Three blocks down and the engine overheats. She stops and raises her arms into the air, gives me the puppy dog face, and asks “….hold you?”. I want to say no. I want to say you’re a big two-year old now and two-year olds walk. But I can’t resist. I love carrying my daughter. This is when we laugh the most, when we bounce along together. And there is something incredibly powerful about holding someone who has such complete trust in you. It gives you a sense of responsibility that is at once humbling and frightening.

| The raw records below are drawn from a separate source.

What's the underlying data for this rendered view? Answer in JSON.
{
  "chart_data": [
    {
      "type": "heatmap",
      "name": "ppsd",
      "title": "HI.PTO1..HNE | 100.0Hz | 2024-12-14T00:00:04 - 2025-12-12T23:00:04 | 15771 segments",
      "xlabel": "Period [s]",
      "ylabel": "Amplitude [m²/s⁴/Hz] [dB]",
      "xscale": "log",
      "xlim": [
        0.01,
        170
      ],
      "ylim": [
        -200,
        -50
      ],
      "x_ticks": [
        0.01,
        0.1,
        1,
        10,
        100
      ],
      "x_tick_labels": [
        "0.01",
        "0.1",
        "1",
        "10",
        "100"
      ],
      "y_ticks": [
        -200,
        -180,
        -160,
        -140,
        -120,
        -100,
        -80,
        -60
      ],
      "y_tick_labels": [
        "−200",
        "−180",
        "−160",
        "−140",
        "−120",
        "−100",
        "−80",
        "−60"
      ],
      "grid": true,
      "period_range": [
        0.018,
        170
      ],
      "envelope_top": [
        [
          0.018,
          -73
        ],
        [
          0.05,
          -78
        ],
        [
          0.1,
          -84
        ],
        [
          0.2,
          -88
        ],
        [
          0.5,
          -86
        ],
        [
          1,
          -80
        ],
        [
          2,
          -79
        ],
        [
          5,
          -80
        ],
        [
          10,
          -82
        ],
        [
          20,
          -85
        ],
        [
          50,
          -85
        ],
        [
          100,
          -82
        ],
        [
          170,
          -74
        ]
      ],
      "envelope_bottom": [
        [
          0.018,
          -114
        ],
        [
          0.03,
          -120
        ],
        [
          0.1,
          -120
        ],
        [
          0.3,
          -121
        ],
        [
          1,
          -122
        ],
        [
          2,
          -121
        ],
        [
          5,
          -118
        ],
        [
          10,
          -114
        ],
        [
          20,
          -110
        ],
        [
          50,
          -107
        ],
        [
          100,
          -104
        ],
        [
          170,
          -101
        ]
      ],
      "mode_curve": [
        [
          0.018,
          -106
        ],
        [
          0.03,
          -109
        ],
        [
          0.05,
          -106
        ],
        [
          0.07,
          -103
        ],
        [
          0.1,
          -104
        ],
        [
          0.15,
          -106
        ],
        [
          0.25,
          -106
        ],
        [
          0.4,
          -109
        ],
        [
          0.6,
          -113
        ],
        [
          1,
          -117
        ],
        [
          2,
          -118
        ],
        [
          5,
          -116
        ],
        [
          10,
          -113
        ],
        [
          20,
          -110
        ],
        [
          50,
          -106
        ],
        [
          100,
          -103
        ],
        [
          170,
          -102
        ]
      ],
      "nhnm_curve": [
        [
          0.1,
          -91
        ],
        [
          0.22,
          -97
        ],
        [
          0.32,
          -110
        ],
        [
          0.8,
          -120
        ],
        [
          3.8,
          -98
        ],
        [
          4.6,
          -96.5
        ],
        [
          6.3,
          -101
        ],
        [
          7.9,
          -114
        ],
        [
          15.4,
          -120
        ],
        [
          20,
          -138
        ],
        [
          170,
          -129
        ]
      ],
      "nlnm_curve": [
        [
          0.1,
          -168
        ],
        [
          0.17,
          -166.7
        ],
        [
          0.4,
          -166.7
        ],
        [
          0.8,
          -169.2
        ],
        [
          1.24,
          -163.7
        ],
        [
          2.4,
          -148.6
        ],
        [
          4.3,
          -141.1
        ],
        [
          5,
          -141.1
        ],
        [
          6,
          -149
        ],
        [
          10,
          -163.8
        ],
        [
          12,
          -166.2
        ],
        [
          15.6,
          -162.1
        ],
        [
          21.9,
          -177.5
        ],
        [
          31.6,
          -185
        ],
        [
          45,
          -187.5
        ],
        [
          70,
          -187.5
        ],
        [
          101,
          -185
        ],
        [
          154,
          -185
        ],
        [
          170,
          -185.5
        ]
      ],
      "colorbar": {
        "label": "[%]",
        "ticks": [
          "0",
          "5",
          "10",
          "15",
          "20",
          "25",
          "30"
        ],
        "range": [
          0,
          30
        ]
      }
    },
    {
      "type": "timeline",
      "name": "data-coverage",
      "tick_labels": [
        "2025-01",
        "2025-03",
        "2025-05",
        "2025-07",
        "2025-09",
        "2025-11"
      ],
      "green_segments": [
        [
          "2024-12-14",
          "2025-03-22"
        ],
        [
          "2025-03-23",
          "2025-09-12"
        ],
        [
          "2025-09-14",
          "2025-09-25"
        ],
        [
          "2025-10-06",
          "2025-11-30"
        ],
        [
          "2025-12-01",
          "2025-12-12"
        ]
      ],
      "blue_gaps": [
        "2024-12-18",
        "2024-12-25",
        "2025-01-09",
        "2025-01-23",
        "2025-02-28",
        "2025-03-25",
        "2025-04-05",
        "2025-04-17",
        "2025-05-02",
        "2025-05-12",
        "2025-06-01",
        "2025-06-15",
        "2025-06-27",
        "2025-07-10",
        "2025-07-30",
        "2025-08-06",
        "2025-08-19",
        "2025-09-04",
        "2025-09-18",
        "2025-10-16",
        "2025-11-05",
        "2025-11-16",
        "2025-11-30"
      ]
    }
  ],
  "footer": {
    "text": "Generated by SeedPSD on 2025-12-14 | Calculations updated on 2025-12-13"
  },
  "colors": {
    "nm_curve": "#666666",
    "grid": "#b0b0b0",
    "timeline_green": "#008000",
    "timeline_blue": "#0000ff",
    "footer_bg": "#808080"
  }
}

So we knock the next two blocks out this way. She rests her head on my shoulder.
The waiting room of the Children’s Hospital is painted in bright colors. There are fish tanks, it seems, everywhere. We shuffle through registration and find a seat in the waiting area. We’re only here for a routine x-ray. Looking around, I can see that other kids are here for things that I am certain are far from routine. They all run around the waiting area. They watch Dora. They talk to the fish. I think about my responsibility as a parent. How I would walk to the ends of the Earth to protect her from anything. I think about the parents in the waiting room who are on that long walk right now. My heart goes out to them. Anna walks over to where I’m sitting and throws her arms around me. “Who’s my girl?” I ask. “Anna” she says. Yes, she is.